Marco Beltrami Explores the Sounds of Silence in A Quiet Place Score

With A Quiet Place, composer Marco Beltrami may have faced the years toughest scoring assignment: Writing music for a thriller whose central plot involves all of its protagonists remaining silent.

With “A Quiet Place,” composer Marco Beltrami may have faced the year’s toughest scoring assignment: Writing music for a thriller whose central plot involves all of its protagonists remaining silent.

“It was a bit of an experiment,” the two-time Oscar nominee concedes. “I would write ideas and John [director Krasinski] would try them against scenes.” He visited the set in New York, and they frequently debated what could better left in silence and what might need musical support.

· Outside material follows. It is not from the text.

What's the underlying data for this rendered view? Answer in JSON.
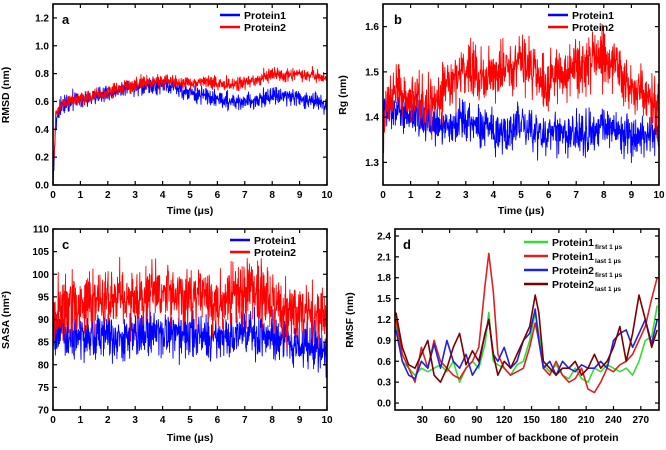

Beltrami’s brainstorm: “This idea that they’ve been isolated from any real sound source for a long time, so even their idea of music might be somewhat faded,” led to a slight detuning of a piano’s black keys “so that it becomes a little bit off.”

He also wrote a warm family theme, and music for the monsters (which he didn’t see until about a week before the final recording session): “a rising pulse idea, basically increasing tension that keeps building, almost like an emergency beacon.”

Beltrami recorded a fairly small ensemble of about 30 musicians and then performed extensive manipulation and processing “so that we could create sounds that were semi-orchestral and semi-electronic.”